To act on one category, filter the frame on status as you would any pandas DataFrame.

out(changes[changes["status"] == "added"])

doi	status
10.1038/s41586-023-0008-8	added
10.1126/science.abc1234	added

A count per category gives a quick read on how much moved between the two pulls.

out(changes["status"].value_counts())

	count
status
added	2
unchanged	2
removed	1

Keeping a record of each pull¶

Comparing against a past harvest only works if you kept it, so it is worth saving each pull as you go. A record frame is an ordinary pandas DataFrame, which means the usual pandas writers and readers round-trip it. Parquet preserves the column types exactly, which matters for the nullable integer columns in the schema.

import pandas as pd

baseline.to_parquet("baseline.parquet")
restored = pd.read_parquet("baseline.parquet")
sf.diff_dois(old=restored, new=later)

If you would rather have a plain-text artefact to commit alongside the analysis, baseline.to_csv("baseline.csv", index=False) works too, with pandas.read_csv to read it back.

In a live setting¶

Everything above runs offline because both harvests were built by hand.
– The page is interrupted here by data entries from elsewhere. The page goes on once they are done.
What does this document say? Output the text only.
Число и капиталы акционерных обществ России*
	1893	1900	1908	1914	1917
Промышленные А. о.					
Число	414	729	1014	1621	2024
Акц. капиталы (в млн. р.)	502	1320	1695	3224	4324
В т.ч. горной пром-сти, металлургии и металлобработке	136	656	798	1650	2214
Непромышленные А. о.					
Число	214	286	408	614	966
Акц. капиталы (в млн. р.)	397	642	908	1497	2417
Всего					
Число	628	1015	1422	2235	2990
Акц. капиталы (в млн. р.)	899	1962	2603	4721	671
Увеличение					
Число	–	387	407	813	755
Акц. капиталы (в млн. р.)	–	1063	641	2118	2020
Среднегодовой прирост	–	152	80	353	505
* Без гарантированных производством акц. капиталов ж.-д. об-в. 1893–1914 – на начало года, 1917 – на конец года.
In practice the later harvest comes from the API, and that call needs a configured Scopus API key, which pybliometrics reads from its own configuration. The shape of the comparison does not change. You re-run the same SearchPlan through fetch_plan, read back the harvest you saved earlier, and diff the two.

import pandas as pd

q = sf.scopus_query("CRISPR", field="TITLE-ABS-KEY")
plan = sf.SearchPlan(q, years=range(2019, 2024), partition="year")

later = sf.fetch_plan(plan, cache_dir="crispr-harvest-2")
baseline = pd.read_parquet("baseline.parquet")
sf.diff_dois(old=baseline, new=later)

Run that on a schedule against a saved baseline and the added and removed rows tell you, harvest after harvest, precisely how the literature is shifting under your search.